Twitter's restriction for unverified accounts means that, in order to collect aggregated data from the platform at scale, one will have to meet verification requirements. This process entails revealing important personal data, such as name, phone number, and profile photo — a troubling measure for investigative journalists due to obvious safety and impartiality implications. At the same time, the decision to raise the price for accessing Twitter’s public API (which can now cost over $40,000 per month for an enterprise account) has already complicated a number of important scientific projects, forcing scientists and even disaster relief groups to pay for vital data.
Why Rate Limiting Isn’t the Answer
Limiting the scope of the content that a reader can access is just another technological measure employed to prevent bot activity, similar to IP blocks and CAPTCHAs. This decision doesn’t change much from a legal perspective, however. In fact, large, for-profit companies that want web-scraped data will probably easily circumvent the limit since they’re used bypassing to such obstacles.
We should note that ethical web scraping activities adhere to a different list of technical requirements and invest a reasonable level of effort to not hinder the performance of the target sites. They also avoid deliberately collecting personal data or behind logins. A guiding principle called the Ethical Web Data Collection Initiative, which unites major web scraping industry players, is actively working to promote ethical data collection guidelines, common standards, and online safety.

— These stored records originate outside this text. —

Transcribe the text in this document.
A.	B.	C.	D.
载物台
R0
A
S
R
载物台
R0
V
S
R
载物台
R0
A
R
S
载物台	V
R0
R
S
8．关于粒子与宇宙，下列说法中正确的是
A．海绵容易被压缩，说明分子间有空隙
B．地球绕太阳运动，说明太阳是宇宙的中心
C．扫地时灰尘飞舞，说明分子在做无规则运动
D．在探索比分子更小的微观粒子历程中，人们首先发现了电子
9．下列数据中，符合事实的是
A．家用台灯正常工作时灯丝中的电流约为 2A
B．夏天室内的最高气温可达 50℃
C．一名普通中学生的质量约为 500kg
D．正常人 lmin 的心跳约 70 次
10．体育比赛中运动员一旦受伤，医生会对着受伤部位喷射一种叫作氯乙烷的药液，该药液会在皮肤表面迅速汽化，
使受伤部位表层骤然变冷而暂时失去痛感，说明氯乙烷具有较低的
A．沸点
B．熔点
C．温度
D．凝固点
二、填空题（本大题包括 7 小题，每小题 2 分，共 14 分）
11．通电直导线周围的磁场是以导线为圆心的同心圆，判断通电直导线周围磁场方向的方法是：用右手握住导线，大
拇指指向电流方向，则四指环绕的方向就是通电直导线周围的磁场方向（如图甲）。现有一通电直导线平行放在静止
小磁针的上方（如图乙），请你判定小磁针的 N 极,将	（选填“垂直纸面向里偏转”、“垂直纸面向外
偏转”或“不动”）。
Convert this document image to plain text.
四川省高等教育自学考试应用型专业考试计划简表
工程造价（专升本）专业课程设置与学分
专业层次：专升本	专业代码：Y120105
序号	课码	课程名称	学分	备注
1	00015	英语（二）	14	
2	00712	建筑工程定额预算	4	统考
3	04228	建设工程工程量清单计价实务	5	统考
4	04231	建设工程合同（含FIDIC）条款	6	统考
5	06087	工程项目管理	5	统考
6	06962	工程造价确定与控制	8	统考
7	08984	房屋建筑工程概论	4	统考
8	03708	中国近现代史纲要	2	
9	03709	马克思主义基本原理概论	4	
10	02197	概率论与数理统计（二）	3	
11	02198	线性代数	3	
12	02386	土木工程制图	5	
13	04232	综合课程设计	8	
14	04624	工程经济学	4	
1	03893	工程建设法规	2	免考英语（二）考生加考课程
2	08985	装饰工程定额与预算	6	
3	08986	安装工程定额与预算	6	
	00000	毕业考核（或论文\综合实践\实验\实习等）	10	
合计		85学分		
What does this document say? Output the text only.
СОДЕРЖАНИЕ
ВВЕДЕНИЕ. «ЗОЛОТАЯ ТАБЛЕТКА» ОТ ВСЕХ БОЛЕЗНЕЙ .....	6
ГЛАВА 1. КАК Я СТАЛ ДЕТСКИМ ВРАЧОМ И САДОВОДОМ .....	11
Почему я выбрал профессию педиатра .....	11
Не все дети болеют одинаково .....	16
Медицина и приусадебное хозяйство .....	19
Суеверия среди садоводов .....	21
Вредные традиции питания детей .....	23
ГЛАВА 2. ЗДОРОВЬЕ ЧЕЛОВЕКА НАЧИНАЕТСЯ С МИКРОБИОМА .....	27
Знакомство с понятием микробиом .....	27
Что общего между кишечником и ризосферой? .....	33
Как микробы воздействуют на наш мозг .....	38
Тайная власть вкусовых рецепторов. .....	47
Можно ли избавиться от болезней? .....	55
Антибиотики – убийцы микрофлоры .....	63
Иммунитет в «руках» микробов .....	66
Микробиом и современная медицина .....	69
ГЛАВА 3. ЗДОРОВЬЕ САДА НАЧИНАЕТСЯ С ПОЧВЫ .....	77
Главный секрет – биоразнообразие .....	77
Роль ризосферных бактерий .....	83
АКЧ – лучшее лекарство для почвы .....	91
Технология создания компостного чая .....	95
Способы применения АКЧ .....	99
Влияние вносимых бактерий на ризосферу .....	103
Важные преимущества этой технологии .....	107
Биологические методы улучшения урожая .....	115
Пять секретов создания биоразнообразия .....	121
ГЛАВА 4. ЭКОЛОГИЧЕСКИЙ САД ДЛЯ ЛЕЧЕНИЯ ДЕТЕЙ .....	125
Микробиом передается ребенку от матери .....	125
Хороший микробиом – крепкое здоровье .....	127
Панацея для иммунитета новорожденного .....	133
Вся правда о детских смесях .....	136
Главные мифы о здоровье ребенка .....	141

What Is the Future of Social Media Data Collection?
To sum everything up, these new Twitter restrictions might well become a stumbling block for the platform’s normal users and for legitimate web intelligence cases rather than a measure against bots. Nevertheless, I suspect that we are standing on the verge of seismic changes since the growth of the AI industry has fostered a number of high-level legal battles over data collection: Microsoft, Midjourney, OpenAI, and Google have been hit by lawsuits over scraping data for AI training needs. Previously, Meta sued Bright Data for scraping social media, which countersued Meta in return. It will be interesting to see what new rules, standards, and legal precedents will evolve from these lawsuits.